2009-10-21

Opportunity Sol 264 (Spirit Sol 285)

Somehow I don't have a good feeling about yestersol's drive. This is borne out when I walk into the SOWG meeting and Cooper says, "Did you hear about what happened?"

Sure-fire bad news opener.

"The Brain Tractor Beam kicked in," he says. This is Frank's concept: the Dino Brain -- Wopmay -- has magic powers and can remotely screw up the rover's drives. "We hit a submerged rock and got 100% slip. Now we're back near the Brain somehow, with a solar panel near the rock."

Oh, shit. This is very bad.

We don't know enough about what happened yet to decide how we're going to try to fix it, so we can't tell the SOWG meeting what we'll need. Since we're going to be their highest priority, this means they can basically do nothing, so they decide to give us some time and reconvene in an hour or so.

So Brian and I go talk to Mark Maimone, who's Mobility/IDD today. He's got a graph up, showing the rover struggling to climb uphill and breaking free at last. He's also got an image showing Wopmay off our port quarter. It's about 1.6m from the center of the WEB, which would make it about 30cm -- roughly a foot -- from the edge of the solar panels, in the worst case.

This is not a lot of room to maneuver, especially because any motion on our part -- even steering the wheels -- will tend to cause us to slip further toward Wopmay. In actuality, we have a little more clearance than that. The farthest tip of the solar panels is downhill from the tallest part of the rock, giving us a little extra room. But it's still not a lot.

Clearly, we need to get away, and fast. Mark's suggestion is to go downhill, to use gravity instead of fighting it. This frustrates me, because I'd been thinking exactly the same thing the past couple of sols: gain cross-slope distance from Wopmay by going downhill, then come back uphill later. But I hadn't said anything, so shame on me. Anyway, Mark's suggestion is the right one, and we adopt it as our tentative plan.

Mark has another image, a very surprising one. It's the rear HAZCAM image, and it shows a rock about a meter behind the rover. That's not so unusual. The unusual part is that the rock wasn't there before.

The rock's in the spot where we got stuck, too, which is telling. And there's a big hole behind it. It looks like what happened was this: as we were driving uphill, the rover somehow pushed a rock up out of the ground, then got itself stuck on the rock.

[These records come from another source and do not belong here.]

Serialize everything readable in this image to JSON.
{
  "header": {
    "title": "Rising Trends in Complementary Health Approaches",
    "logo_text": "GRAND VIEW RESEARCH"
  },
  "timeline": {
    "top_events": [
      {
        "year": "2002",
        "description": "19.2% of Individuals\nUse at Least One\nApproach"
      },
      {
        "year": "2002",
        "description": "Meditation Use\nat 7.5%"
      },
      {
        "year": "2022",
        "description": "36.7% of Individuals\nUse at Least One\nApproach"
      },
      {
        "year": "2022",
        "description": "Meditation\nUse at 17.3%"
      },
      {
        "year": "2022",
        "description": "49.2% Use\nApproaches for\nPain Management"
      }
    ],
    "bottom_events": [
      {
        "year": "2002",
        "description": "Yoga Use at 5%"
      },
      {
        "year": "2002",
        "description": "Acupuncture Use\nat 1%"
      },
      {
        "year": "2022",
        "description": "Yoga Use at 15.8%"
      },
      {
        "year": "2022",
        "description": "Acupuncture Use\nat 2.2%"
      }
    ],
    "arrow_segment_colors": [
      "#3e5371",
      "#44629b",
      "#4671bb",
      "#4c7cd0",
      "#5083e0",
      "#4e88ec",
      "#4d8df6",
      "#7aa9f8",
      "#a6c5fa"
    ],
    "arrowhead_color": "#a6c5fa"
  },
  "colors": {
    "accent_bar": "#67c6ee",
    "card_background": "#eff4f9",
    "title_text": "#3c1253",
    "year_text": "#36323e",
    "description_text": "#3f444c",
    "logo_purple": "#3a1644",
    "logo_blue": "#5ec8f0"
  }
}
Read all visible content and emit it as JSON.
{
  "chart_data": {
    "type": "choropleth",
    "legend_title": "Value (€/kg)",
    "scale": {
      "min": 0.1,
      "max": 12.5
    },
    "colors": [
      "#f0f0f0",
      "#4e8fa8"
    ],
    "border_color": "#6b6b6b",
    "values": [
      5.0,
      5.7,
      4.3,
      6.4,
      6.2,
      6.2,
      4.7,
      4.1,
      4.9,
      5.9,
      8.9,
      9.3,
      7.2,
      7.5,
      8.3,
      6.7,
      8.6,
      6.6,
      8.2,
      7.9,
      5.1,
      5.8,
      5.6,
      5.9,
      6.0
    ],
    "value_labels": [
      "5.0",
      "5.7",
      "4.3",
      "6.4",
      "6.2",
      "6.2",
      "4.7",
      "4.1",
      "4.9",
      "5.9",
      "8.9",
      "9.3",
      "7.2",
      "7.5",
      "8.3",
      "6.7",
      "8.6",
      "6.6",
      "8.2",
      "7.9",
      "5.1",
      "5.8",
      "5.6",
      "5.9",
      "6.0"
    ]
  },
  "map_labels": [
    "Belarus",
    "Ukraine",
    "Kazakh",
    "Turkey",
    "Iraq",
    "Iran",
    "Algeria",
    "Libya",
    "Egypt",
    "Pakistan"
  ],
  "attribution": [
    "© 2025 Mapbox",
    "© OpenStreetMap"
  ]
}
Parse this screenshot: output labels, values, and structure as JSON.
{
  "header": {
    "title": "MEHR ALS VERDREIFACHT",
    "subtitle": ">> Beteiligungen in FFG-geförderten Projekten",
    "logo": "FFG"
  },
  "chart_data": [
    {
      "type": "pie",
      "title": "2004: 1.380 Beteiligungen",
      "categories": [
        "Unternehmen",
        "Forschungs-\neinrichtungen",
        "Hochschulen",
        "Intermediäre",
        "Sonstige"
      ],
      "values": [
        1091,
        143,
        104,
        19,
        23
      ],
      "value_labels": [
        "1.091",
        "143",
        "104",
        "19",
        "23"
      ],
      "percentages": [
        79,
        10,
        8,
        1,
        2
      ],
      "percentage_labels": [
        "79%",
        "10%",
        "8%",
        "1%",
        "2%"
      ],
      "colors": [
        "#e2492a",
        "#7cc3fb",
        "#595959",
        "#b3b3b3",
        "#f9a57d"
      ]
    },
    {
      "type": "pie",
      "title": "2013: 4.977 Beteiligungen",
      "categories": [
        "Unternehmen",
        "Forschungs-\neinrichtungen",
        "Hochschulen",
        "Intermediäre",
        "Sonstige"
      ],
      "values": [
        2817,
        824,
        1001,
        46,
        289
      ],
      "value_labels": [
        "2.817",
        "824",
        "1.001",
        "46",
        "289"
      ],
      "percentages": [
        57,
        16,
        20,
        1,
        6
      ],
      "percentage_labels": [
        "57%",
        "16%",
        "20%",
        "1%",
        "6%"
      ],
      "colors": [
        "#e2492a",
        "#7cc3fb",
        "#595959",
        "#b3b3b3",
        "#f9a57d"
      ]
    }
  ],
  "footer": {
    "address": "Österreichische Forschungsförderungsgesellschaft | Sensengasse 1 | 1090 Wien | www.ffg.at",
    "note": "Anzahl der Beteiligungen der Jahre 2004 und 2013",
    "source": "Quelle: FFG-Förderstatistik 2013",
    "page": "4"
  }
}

Think of a pond in winter. It's got a thin crust of ice over the top, and as you walk around on it, the ice starts to crack. Something like that is happening underneath Opportunity. This is not precisely news -- for one thing, a few sols ago, a rear HAZCAM showed a curious kind of ridge along the wheel track, caused by the rover crunching through a lightly cemented top layer of the soil. We've seen similar effects on Spirit. But up to now, all that had been revealed underneath the cemented layer was soil, so nobody really cared. Yestersol's drive was the first time we managed to kick up a rock.

Even stranger, one of the scientists, Rob Sullivan, looks back at the previous sols' images of the spot where the rock -- Andy christens it "Bane" -- was dislodged. Even in hindsight, there's no sign of the thing. Which has a disturbing implication: we can't tell where these submerged rocks might be, so our drives might stall on any of them at any time.

Later, I'd come to realize that kicking up hidden rocks, probably performing the first extraterrestrial excavation in history, was seriously cool. But at that moment, my reaction was: we're sitting right next to a rock whose size makes it a threat to the vehicle, any motion we make will tend to slip us closer to the threat, and now you're telling me we're in a mine field.

For the future, Rob has some practical advice. His guess is that unearthing (unmarsing?) these rocks is more likely when we're driving over terrain we've already driven over a lot. Where the ice is already cracked, we're more likely to fall through, so to speak. That doesn't help us thisol, maybe for the next couple of sols, since we have no choice but to drive away through terrain we've already spent a lot of time in. But at least it gives us hope that this won't be a problem forever. (We also get some welcome feedback from Steve Squyres: "Don't feel any pressure from the science side to get us to the other side of Wopmay fast. Our number one goal is for you to keep the rover safe. I've grown attached to these rovers.")

But for now, we need to worry about the short term. We decide not to try anything fancy. We're going to back away, mostly downhill, in a short shallow arc that simultaneously avoids both Wopmay and Bane, then tighten the arc to take us more directly across the slope. If all goes well, we'll end up a few meters from Wopmay, plenty of room to do an uphill drive on the next sol.

Turns out it's hard to type with your fingers crossed.





Courtesy NASA/JPL-Caltech. I cannot describe the sick horror I felt when I first saw this image: Wopmay, just off Opportunity's port quarter. This is not how I wanted my first Opportunity drive to go. Even now, it dredges up shame and fear and embarrassment.


Courtesy NASA/JPL-Caltech. The rock, "Bane," we unearthed -- or, uh, I guess, unmarsed -- completely screwing up our drive.